CPT symmetry in the mirror universe
Natalia Gorobey, Alexander Lukyanenko, A. V. Goltsev
TL;DR
This work develops a CPT-symmetric framework in quantum cosmology for a closed universe by introducing a $3D$-invariant, gauge-invariant time defined from the spectrum of the Hermitian operator $\widehat{W}=\mathcal{D}^2-\Delta$ acting on Dirac bi-spinors, yielding a class of inertial-like reference frames. It formulates CPT for quantum gravity by separately defining $C$, $P$, and $T$ transformations within this framework and constructs a covariant theory of matter gauge fields consistent with charge conjugation. A two-sheeted mirror-universe model with a CPT-symmetric state is developed, employing the no-boundary Hartle–Hawking wave function as a zeroth approximation and an iterative scheme to obtain a CPT-symmetric homogeneous isotropic solution. The approach provides a covariant quantum-gravity formalism with potential implications for baryogenesis near cosmological singularities and explicit gauge-field quantization in quantum cosmology.
Abstract
A model of a two-sheeted universe in the quantum theory of gravity is proposed, based on the definition of 3D invariant and gauge-invariant proper time of the universe. A uniform time in a closed universe is introduced in the class of equivalent reference systems defined by the spectrum of a Hermitian 3D operator on the space of Dirac bi-spinors, the equality to zero of which is equivalent to a system of gravitational constraints.

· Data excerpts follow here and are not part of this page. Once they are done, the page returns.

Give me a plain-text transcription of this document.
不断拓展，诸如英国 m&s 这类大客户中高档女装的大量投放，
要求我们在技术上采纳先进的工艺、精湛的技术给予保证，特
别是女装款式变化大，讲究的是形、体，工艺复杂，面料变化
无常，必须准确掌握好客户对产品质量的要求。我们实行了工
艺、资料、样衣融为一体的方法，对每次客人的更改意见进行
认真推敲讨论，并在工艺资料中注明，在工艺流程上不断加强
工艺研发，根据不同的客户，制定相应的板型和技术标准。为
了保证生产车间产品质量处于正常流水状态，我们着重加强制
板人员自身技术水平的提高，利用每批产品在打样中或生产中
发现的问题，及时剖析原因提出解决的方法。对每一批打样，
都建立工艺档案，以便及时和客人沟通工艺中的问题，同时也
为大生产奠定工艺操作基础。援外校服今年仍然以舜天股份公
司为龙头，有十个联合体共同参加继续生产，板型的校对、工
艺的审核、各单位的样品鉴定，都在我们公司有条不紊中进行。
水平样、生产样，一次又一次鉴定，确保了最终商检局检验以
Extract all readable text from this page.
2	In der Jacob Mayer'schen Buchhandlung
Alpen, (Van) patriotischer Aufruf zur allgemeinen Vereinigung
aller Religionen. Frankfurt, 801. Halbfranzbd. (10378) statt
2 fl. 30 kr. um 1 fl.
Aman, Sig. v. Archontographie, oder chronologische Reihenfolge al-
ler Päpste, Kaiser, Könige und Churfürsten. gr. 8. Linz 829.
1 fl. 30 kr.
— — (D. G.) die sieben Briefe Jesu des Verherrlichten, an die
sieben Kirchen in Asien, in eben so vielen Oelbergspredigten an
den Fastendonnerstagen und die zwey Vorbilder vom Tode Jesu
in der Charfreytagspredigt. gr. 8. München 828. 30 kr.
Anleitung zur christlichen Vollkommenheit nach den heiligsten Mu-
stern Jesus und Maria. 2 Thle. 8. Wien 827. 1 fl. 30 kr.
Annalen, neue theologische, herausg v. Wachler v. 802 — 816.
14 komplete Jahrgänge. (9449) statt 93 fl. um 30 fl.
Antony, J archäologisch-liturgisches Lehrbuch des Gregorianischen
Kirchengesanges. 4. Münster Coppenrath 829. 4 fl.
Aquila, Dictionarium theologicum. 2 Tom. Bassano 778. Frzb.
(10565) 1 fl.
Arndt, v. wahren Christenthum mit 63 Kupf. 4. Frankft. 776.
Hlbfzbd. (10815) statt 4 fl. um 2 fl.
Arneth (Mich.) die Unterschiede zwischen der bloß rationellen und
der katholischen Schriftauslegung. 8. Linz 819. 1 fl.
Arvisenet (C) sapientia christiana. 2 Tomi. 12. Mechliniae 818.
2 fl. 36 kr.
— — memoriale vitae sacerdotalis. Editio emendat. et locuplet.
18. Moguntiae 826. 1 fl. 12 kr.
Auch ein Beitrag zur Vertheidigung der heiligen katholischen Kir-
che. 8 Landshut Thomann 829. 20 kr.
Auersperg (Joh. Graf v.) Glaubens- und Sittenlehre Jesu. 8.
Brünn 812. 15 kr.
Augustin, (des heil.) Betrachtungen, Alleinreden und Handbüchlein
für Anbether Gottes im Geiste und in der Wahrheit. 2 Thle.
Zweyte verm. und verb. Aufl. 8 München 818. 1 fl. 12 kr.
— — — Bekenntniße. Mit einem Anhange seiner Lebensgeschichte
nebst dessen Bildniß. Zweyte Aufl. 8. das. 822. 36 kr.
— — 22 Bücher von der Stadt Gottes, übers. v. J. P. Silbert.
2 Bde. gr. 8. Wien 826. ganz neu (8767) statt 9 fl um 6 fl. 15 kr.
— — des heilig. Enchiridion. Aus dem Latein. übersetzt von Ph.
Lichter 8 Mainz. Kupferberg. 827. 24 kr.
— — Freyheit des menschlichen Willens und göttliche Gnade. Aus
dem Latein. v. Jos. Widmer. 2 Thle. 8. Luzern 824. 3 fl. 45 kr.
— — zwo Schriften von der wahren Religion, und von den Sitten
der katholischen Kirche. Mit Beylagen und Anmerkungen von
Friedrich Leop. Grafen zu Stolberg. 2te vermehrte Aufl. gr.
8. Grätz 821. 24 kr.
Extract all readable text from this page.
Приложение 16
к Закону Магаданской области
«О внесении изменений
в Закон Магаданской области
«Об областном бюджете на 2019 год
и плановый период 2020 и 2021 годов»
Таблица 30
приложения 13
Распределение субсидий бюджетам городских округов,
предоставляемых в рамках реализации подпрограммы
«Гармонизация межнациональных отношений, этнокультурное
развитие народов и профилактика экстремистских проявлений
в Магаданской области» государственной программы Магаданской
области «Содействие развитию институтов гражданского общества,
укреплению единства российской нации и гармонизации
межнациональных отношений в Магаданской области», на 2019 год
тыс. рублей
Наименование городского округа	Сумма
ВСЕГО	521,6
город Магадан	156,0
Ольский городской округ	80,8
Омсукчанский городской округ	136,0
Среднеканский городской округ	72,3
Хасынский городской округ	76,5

Based on the analogy with the Lorentz-invariant quantum field theory in Minkowski space and the definition of discrete C-, P- and T-transformations separately, the principle of CPT symmetry in a two-sheeted universe is formulated. A covariant quantum theory of matter gauge fields consistent with the charge conjugation operation in a two-sheeted universe is proposed. The CPT symmetric state of a homogeneous isotropic two-sheeted model of the universe is constructed by an iterative method in which the no-boundary Hartle--Hawking wave function is used as a zeroth approximation.